L’iniziativa, promossa dall’Arcidiocesi di Siracusa con il contributo della Conferenza Episcopale Italiana, ha voluto approfondire il tema della transizione energetica e la proposta delle Comunità Energetiche Rinnovabili (CER) come strumento di solidarietà, sostenibilità e corresponsabilità.
I lavori sono stati aperti dagli interventi di don Giuliano Salvina e don Bruno Bignami, direttori nazionali della Cei rispettivamente per l’ecumenismo e il dialogo interreligioso, e per i problemi sociali e il lavoro. Entrambi hanno illustrato il nuovo vademecum Cei sulle comunità energetiche, guida pratica per parrocchie ed enti religiosi.
“Il documento non è solo un insegnamento – ha spiegato mons. Lomanto – ma una vera dottrina che offre orientamenti concreti per la società di oggi.
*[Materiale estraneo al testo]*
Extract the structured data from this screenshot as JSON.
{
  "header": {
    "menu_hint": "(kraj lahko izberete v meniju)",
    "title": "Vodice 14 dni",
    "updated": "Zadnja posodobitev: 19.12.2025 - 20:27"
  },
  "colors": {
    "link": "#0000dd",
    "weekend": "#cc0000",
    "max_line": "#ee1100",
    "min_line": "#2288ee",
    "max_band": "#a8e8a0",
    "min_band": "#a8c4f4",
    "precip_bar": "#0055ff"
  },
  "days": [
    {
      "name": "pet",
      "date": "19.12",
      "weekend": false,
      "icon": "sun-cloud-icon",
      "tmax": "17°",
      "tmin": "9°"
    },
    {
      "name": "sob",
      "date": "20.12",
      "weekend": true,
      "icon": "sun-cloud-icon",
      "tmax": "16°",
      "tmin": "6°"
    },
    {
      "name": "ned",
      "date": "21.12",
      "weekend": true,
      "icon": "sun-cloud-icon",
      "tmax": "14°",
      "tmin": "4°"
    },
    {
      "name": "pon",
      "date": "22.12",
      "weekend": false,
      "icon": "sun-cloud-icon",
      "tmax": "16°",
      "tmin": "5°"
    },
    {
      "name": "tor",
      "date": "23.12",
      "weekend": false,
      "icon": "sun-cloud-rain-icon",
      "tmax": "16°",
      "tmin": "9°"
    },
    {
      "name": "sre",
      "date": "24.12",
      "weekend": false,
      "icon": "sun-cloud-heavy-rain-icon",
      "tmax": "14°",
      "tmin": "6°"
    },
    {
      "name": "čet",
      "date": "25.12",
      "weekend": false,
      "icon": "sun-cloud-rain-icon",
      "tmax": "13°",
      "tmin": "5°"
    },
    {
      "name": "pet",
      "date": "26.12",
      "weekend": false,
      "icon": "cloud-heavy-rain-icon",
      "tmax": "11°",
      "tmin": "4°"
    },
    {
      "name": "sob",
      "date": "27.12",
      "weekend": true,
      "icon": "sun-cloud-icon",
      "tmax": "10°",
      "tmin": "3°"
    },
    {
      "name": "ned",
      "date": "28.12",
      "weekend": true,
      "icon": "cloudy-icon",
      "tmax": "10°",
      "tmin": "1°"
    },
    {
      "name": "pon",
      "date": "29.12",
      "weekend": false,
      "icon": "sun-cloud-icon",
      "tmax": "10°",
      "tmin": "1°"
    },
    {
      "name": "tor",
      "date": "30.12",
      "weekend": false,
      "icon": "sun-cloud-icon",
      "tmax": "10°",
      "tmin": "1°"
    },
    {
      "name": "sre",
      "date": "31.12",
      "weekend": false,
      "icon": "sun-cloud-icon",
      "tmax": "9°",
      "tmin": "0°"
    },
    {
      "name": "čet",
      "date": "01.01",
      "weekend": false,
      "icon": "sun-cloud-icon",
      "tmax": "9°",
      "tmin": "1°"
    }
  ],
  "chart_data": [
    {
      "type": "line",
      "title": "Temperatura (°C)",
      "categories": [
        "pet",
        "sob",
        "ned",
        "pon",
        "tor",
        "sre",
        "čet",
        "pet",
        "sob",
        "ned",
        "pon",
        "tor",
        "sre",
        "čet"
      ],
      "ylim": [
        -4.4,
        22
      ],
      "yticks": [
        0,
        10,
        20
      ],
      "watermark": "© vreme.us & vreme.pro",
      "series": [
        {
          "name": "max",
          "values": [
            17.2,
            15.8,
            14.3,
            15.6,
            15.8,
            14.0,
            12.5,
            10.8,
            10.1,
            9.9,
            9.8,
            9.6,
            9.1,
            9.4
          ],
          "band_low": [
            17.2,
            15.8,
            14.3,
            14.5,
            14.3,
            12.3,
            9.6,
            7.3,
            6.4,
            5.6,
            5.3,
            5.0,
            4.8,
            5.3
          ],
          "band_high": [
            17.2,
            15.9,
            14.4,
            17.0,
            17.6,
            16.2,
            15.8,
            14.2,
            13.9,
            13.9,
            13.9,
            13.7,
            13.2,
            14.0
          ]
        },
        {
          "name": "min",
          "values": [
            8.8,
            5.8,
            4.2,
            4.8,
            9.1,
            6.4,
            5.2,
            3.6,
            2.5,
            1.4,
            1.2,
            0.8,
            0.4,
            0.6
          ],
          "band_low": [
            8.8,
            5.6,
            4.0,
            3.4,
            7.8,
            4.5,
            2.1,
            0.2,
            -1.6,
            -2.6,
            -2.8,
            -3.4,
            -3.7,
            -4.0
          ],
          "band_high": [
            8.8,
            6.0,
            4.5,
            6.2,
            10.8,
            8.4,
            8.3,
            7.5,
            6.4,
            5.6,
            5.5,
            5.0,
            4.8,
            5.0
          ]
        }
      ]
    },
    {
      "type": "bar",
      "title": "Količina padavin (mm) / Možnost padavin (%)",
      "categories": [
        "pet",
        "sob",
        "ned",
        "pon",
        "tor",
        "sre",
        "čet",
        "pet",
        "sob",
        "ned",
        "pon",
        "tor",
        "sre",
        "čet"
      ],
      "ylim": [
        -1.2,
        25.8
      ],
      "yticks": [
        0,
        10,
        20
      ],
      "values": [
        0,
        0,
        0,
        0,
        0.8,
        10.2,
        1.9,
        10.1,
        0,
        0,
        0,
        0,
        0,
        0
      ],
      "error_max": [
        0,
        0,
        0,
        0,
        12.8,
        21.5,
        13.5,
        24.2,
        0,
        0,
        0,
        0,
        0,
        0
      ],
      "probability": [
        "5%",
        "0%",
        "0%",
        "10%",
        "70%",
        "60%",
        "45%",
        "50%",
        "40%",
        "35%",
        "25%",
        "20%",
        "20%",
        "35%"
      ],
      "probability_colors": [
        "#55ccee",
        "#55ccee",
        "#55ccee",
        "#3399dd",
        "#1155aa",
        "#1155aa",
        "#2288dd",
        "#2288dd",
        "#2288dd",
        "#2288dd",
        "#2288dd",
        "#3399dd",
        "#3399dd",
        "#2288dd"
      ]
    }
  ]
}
È un invito a riscoprire il senso di comunità, partecipazione e corresponsabilità: una rivoluzione etica e culturale che deve coinvolgerci tutti”.
La prof.ssa Marisa Meli, docente di Diritto privato all’Università di Catania, ha illustrato gli aspetti giuridici e i vantaggi delle CER, mentre l’ing. Andrea Noè ha spiegato le opportunità per enti e condomini.
A concludere i lavori, don Claudio Magro, direttore dell’Ufficio diocesano per i problemi sociali e il lavoro, ha tracciato un bilancio positivo del percorso del Mese del Creato: “Questi incontri ci hanno aiutato a riflettere sulla cura del creato, ma anche sulle relazioni come principale forma di ricchezza e conoscenza reciproca”.
L’evento ha confermato l’impegno della Chiesa siracusana nel promuovere una conversione ecologica concreta, capace di unire fede, comunità e sostenibilità.